A segunda classificação é a que aborda o signo em relação ao objeto que representa. Neste caso a categorização é feita da seguinte forma: (a) o ícone é o signo que estabelece em relação

ao que representa uma relação de semelhança, ou uma homologia estrutural entre o representamen e aquilo que é representado (NÖTH, 1990), que geralmente é entendido pela sua propriedade visual, uma fotografia ou pintura, por exemplo; (b) o índice é o signo implicando determinação existencial daquilo que representa sem, no entanto, se tratar da similaridade, como no caso da fumaça para o fogo ou a pegada para o animal; por fim (c), o símbolo é arbitrário, porque é estabelecido pela convenção e geralmente se modifica em função das diversas culturas que o adotam, como no caso da palavra /potato/ em inglês como signo para o que em português se convencionou chamar /batata/.

A última tríade de classificação proposta por Peirce, e talvez a mais complexa, é a que estabelece categorias para o signo em relação ao interpretante e que são as seguintes: (a) o rema, isto é, o entendimento da potência da significação do signo, mas que ainda não envolve a dinâmica da percepção e sua racionalização. É o que lógica formal denomina como termo, “isto é, um enunciado impassível de averiguação de verdade, descritivo como um nome ou palavra”. Nessa categoria estão os signos tomados de forma isolada, fora de um contexto.Quando o signo se coloca em uma condição assertiva, que envolve um fato, uma existência com parâmetros fornecidos por um dado contexto, então ele se torna um (b) dicente ou dicissigno, altamente informativo, que envolve um maior nível de elaboração, como é o caso de uma palavra colocada em uma situação de frase. Por fim, quando o signo se coloca numa condição de racionalização, quando fornece condições para se avaliar os motivos pelos quais se afirma algo, então ele é classificado como um (c) argumento, ou seja, a estrutura de significação dado um sistema de referência, que permite deduções, hipóteses e proposições na sua interpretação.

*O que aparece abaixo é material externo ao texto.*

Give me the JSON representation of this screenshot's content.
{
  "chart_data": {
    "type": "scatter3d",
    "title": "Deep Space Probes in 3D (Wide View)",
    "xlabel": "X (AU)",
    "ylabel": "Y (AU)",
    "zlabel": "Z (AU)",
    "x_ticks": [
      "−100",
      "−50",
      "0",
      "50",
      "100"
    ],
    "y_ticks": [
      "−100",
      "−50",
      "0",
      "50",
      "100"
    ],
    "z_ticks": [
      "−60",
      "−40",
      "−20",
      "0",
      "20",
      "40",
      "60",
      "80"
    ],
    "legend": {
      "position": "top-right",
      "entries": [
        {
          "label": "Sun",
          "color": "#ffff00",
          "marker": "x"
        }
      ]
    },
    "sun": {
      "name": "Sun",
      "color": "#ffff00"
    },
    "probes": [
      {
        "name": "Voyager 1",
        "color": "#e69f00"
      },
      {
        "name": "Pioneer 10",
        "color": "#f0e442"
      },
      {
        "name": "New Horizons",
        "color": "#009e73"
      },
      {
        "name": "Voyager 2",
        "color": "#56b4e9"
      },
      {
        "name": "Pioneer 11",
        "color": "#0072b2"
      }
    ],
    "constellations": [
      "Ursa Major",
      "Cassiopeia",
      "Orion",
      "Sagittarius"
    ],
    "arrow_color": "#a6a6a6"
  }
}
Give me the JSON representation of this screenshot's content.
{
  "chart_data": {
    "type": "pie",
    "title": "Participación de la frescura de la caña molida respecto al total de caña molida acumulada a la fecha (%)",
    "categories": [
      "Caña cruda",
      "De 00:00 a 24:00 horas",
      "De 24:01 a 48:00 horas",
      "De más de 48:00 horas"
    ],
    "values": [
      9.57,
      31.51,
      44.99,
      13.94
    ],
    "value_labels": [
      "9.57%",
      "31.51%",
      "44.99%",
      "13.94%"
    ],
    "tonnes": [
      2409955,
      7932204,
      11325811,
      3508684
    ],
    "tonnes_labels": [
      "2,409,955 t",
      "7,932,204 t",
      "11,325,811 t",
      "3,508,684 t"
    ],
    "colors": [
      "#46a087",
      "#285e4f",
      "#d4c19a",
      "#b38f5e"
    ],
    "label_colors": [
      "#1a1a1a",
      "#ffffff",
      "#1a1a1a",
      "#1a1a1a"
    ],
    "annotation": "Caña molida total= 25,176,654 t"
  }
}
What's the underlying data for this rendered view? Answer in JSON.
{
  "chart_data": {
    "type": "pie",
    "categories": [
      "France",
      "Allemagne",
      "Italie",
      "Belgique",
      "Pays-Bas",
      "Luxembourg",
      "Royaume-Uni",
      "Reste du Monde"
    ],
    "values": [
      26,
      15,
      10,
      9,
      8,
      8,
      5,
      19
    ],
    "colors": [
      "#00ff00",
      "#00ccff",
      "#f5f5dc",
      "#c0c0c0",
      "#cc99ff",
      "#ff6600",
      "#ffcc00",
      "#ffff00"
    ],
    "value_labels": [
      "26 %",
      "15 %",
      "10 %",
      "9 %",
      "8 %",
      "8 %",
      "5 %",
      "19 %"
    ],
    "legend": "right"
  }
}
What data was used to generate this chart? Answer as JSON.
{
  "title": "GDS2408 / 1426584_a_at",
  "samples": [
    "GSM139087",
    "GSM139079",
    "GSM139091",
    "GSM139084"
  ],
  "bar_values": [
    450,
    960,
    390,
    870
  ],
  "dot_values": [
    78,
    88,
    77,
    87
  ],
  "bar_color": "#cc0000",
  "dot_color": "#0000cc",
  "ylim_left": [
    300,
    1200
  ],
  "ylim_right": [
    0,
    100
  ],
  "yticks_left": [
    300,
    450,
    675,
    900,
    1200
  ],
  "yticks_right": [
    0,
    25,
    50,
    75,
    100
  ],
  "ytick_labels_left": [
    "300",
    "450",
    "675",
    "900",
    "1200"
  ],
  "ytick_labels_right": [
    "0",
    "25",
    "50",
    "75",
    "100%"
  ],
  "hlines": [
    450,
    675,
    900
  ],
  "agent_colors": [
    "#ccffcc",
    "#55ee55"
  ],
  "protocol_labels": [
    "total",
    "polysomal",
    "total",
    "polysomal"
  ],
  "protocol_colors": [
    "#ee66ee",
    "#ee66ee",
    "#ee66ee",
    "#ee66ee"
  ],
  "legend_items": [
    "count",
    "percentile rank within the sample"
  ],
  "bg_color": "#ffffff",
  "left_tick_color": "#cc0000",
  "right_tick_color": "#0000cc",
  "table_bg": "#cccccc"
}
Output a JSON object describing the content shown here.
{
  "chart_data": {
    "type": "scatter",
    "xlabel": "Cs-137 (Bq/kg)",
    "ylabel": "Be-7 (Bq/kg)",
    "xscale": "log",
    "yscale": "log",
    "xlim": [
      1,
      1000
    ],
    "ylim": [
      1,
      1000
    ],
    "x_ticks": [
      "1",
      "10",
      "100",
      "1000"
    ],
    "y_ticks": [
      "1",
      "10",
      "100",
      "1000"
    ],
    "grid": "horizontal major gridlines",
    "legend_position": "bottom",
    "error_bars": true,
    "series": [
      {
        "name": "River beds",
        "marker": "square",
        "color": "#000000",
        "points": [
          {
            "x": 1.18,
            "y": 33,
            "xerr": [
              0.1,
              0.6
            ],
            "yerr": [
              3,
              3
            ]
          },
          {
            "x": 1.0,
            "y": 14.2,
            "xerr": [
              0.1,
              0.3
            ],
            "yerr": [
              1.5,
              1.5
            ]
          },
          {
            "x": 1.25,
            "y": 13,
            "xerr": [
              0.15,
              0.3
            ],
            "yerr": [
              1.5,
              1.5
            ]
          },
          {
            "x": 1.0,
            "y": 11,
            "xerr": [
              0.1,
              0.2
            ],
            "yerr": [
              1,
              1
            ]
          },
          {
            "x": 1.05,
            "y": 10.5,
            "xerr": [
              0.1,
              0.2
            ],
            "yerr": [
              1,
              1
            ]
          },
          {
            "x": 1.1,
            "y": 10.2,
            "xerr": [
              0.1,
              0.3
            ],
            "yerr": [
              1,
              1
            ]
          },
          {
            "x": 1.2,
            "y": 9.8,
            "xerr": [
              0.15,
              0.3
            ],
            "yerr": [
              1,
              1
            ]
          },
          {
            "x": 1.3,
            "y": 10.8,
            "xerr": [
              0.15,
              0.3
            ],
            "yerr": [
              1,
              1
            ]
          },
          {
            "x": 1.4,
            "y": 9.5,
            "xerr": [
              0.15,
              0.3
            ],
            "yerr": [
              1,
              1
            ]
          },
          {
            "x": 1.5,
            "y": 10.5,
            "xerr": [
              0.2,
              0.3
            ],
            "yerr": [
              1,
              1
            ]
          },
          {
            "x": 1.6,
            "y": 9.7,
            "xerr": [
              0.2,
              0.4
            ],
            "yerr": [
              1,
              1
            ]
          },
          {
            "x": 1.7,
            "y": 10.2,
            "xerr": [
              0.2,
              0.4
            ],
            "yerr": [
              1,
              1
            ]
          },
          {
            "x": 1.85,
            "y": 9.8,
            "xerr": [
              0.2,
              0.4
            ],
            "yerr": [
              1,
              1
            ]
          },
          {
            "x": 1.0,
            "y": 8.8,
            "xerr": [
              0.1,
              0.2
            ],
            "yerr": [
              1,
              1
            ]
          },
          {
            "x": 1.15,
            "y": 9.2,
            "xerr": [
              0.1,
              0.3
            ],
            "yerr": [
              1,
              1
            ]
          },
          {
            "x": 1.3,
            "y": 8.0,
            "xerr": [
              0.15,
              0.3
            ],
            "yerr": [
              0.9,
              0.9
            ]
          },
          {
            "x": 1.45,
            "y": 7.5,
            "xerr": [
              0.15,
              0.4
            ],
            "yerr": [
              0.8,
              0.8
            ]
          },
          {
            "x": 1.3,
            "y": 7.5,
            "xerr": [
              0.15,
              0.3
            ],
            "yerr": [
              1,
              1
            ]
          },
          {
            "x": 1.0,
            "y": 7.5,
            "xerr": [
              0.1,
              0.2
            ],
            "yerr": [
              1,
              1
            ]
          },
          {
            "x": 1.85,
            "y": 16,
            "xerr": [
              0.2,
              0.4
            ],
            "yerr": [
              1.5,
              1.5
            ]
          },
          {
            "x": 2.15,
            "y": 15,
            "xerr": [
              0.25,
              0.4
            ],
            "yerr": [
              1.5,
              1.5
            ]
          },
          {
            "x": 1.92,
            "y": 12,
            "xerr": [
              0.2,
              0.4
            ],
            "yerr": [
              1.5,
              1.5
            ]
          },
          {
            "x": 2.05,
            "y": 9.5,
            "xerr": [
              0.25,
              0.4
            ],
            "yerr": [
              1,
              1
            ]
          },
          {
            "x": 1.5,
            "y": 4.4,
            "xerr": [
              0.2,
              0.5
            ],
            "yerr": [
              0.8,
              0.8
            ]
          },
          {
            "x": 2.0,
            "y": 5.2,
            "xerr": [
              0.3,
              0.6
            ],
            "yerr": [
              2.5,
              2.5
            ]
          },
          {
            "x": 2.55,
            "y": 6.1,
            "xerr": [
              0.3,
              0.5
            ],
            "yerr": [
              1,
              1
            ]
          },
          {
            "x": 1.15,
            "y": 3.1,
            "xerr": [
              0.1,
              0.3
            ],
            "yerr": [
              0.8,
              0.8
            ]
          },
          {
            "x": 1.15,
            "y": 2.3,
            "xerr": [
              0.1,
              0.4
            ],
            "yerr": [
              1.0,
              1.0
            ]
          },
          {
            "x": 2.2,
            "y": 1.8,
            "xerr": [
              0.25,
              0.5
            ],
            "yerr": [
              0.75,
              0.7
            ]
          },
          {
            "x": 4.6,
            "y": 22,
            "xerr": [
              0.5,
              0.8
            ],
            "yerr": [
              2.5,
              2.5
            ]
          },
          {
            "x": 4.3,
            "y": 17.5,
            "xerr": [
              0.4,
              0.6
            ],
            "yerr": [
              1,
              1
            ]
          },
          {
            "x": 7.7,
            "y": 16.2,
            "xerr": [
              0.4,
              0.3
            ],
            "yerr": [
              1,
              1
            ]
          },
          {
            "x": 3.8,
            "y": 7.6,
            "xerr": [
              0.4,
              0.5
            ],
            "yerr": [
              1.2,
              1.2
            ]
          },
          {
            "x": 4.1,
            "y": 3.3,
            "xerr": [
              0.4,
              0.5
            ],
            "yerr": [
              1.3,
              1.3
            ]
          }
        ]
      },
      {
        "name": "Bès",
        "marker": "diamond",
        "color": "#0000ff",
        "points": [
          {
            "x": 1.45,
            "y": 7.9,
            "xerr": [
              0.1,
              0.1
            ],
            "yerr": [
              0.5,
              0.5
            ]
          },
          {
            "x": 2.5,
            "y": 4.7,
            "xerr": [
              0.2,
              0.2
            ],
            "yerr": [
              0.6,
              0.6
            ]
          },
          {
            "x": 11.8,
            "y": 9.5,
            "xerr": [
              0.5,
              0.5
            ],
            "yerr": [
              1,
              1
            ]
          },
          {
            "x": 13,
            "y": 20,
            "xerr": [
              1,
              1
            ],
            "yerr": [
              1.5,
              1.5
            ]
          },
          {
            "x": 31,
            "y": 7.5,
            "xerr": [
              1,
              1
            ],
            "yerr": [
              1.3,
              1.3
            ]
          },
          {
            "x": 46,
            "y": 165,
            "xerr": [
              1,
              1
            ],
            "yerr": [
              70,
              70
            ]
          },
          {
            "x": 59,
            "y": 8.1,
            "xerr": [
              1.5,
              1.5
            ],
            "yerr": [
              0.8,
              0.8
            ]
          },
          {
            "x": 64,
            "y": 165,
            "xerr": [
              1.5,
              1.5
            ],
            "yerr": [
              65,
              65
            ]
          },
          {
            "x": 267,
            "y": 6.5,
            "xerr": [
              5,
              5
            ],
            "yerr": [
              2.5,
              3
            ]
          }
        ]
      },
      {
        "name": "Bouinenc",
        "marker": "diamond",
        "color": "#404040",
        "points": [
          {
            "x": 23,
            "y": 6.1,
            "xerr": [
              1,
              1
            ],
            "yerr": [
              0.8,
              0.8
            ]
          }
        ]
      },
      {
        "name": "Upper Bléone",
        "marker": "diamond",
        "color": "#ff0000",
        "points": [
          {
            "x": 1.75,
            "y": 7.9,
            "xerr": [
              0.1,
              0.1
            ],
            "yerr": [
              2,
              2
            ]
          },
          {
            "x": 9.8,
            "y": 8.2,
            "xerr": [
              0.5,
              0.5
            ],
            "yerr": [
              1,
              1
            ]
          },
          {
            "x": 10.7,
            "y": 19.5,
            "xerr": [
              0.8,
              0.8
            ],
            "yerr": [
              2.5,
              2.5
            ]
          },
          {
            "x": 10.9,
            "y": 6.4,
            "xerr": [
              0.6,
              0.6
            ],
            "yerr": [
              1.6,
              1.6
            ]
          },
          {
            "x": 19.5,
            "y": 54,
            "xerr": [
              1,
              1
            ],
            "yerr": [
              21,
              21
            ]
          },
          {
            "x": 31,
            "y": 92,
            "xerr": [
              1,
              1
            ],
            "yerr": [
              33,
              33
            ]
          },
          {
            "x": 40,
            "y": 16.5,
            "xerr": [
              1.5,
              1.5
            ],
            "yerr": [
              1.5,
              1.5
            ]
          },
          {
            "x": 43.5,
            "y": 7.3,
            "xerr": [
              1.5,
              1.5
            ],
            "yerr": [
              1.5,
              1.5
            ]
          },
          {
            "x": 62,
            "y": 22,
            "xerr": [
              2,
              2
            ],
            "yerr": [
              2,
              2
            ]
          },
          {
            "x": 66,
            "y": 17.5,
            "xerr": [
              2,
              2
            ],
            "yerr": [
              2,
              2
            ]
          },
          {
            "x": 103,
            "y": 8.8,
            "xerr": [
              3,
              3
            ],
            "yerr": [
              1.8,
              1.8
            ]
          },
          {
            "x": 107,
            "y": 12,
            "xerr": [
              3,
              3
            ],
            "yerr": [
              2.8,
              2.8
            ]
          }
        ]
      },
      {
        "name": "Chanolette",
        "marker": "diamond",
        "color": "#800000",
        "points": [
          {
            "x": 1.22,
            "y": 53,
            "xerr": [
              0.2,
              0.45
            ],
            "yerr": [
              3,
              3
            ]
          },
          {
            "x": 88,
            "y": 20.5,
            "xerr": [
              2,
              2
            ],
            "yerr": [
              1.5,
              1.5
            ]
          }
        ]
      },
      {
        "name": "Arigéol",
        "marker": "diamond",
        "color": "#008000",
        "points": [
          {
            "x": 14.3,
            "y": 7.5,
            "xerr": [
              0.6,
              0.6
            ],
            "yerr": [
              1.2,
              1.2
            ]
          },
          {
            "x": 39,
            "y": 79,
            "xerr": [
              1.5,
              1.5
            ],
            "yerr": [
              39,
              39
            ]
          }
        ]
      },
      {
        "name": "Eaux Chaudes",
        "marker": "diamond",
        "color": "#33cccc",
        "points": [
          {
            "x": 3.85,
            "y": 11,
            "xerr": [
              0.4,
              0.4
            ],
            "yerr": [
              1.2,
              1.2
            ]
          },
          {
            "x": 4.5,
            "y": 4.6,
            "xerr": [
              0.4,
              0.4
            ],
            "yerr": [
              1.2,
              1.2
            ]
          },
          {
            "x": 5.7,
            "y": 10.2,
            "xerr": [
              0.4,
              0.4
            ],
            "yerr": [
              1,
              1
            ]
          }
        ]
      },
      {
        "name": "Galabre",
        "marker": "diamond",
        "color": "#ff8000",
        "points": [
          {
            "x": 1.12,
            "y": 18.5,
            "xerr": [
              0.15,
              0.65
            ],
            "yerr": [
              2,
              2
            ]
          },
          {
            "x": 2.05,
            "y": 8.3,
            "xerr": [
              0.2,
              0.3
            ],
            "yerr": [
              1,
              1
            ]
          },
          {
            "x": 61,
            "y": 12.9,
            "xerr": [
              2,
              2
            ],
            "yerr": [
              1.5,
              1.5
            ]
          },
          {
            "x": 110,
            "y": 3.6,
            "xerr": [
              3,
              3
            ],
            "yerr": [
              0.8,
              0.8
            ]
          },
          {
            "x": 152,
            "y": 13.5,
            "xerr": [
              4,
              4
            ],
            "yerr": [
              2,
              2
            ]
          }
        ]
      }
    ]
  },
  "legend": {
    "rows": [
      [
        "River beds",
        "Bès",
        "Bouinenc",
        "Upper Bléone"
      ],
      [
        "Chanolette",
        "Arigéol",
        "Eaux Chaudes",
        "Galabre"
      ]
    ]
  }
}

Peirce analisa as diversas combinações possíveis das tríades anteriormente expostas, considera diversas insuficiências lógicas e então estabelece dez classes possíveis para combinações tricotômicas, resultantes da aplicação combinatória dos três componentes básicos do signo (NÖTH, 1990). Por essa abordagem teórica tem-se, a título de exemplificação, um grito de dor, que é um sinsigno (pois implica num signo que é uma experiência concreta do que quer significar) indicial (por possuir uma ligação existencial com o objeto que representa) remático (por colocar o signo no nível da percepção sensorial da interpretação). Uma pintura figurativa, em outro exemplo, é um qualissigno (o signo trabalha a qualidade das cores como representação), icônico (por ter semelhança com aquilo que quer

representar), remático (pela interpretação do signo situar-se no plano da sensação, da percepção sem elaboração e racionalização) (PRATES, 2008).